On the eve of MWC Barcelona 2026, Huawei introduced a new mobile transport network architecture designed for what the company calls the Agentic Mobile Broadband (MBB) era, DKNews.kz reports.
The announcement signals a shift in how telecom networks are built — and more importantly, how operators plan to make money from them. If previous generations focused on connecting people and devices, the next phase is about delivering premium digital experiences.
From Traffic to Experience
For years, telecom operators measured success largely by how much data users consumed. But as networks become faster and more intelligent, the industry is beginning to rethink that model.
Huawei argues that the evolution toward 5G-Advanced (5G-A) marks a turning point.
- 4G connected people.
- Early 5G enabled massive IoT connectivity.
- 5G-A, according to Huawei, moves toward an “intelligent Internet of everything”, where sensing, computing and communication work together.

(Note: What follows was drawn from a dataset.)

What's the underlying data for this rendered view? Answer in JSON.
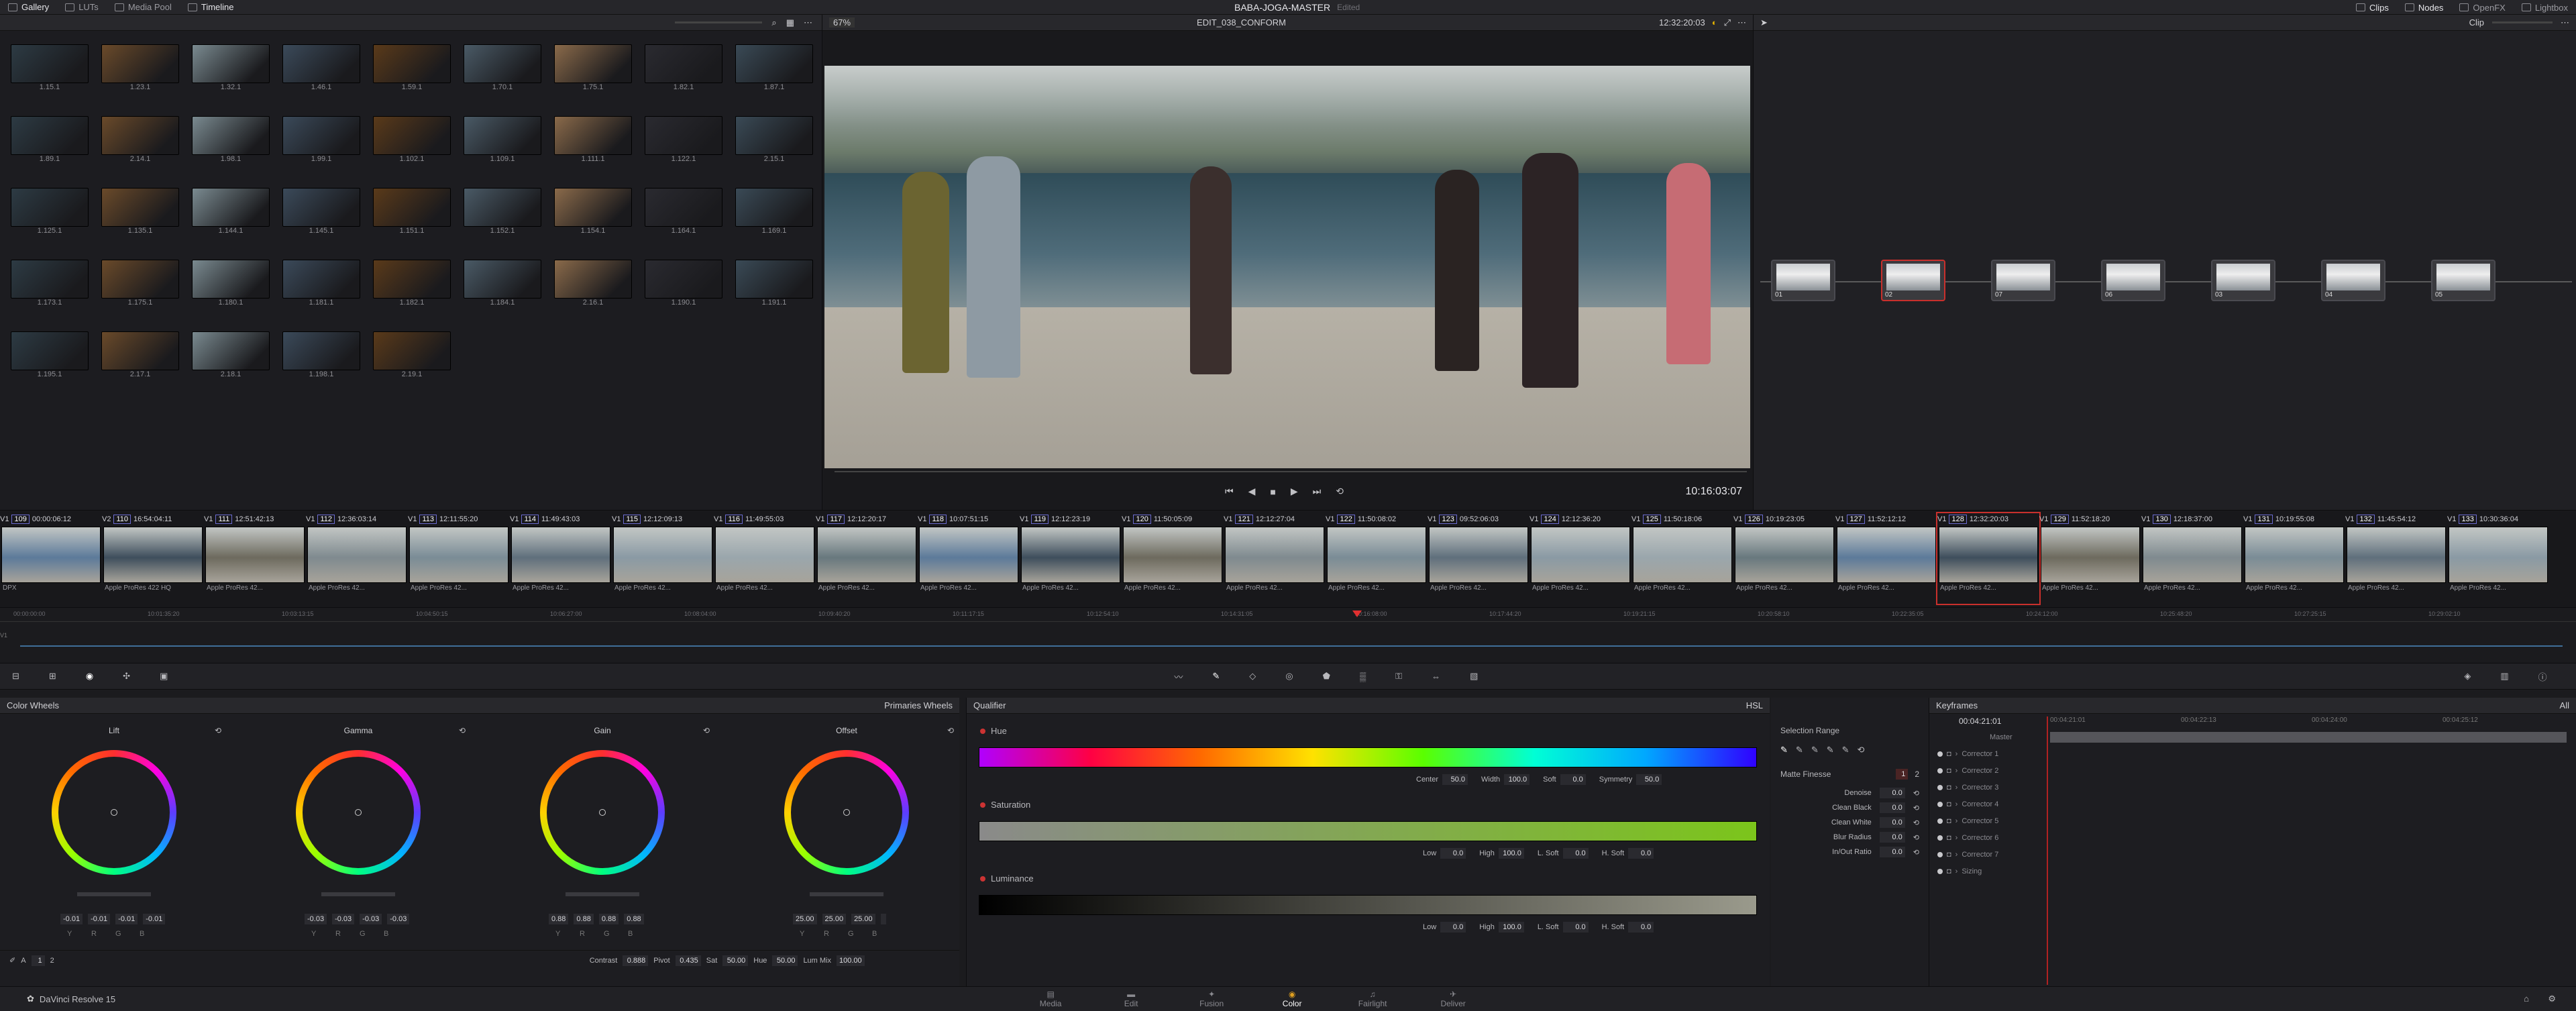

In that environment, simply selling gigabytes of data may no longer be enough. Instead, operators are increasingly looking to monetize the quality of user experience — offering guaranteed performance for services such as immersive XR, industrial automation or autonomous transport.
That shift requires something traditional mobile transport networks were never designed for: deterministic performance, where latency, reliability and bandwidth can be predicted and guaranteed.
Why Existing Networks Are Struggling
As 5G-Advanced deployments scale worldwide, operators are encountering several structural limitations in their transport networks.
First, capacity is becoming a bottleneck. Ultra-HD video, 3D streaming and real-time services are pushing peak traffic at base stations beyond 8 Gbps, overwhelming traditional gigabit Ethernet connections.
Second, routing flexibility remains limited. More than half of access devices still rely on Layer-2 switching, which can force traffic to take inefficient paths between sites — a major problem for latency-sensitive services like industrial control systems or emerging low-altitude aviation networks.
Third, traditional networks lack programmability. As new industries rely on connectivity — from autonomous vehicles to edge computing — operators need to dynamically allocate bandwidth and guarantee performance levels. Older architectures struggle to meet those requirements.
Huawei’s Three-Pillar Architecture
To address these issues, Huawei presented a redesigned mobile transport architecture built around three core capabilities.
10GE / 25GE to the Base Station
The first pillar is a significant upgrade in access capacity. By expanding connections to 10-gigabit and 25-gigabit Ethernet, operators can remove bandwidth bottlenecks and fully unlock the potential of high-performance 5G radio.
That kind of capacity is expected to support services such as 8K video streaming, XR applications and AI-driven visual platforms, which demand extremely high throughput.
Layer-3 Routing at the Edge
The second element is Layer-3 routing directly to the base station.
Instead of relying heavily on switching, routing intelligence moves closer to the network edge. This allows traffic between stations to take the shortest possible path, reducing latency for applications like industrial automation, edge computing and real-time control systems.
End-to-End SRv6
The third pillar is Segment Routing over IPv6 (SRv6) deployed across the entire network.
This technology enables dynamic traffic steering and real-time optimization. When congestion occurs, the network can automatically reroute traffic and release previously suppressed capacity.
According to Huawei, this can increase data over-usage (DOU) by more than 20 percent, potentially boosting operator revenue.
Early Deployments Show Revenue Gains
Huawei also highlighted several early deployments of the architecture.
In China, upgrading access connections from 10GE to 25GE helped support new services such as glasses-free 3D content, XR experiences and AI-based applications.
In South Africa, an operator deployed Huawei’s SRv6-based solution to enable real-time traffic optimization. By releasing suppressed network capacity, the operator reportedly increased average revenue per user (ARPU) from $18 to $25.
A Platform for Future Digital Services
Huawei frames the upgrade not simply as a speed boost, but as a fundamental change in how telecom infrastructure functions.
Traditional transport networks primarily acted as data pipelines. In the Agentic MBB era, Huawei says they must evolve into intelligent service platforms capable of guaranteeing differentiated user experiences.
For telecom operators, that distinction could become critical.
As immersive media, AI services, industrial automation and autonomous mobility expand, networks will need to deliver predictable performance — not just raw bandwidth.
And in that world, the ability to guarantee experience may become the next major revenue engine for the global telecom industry.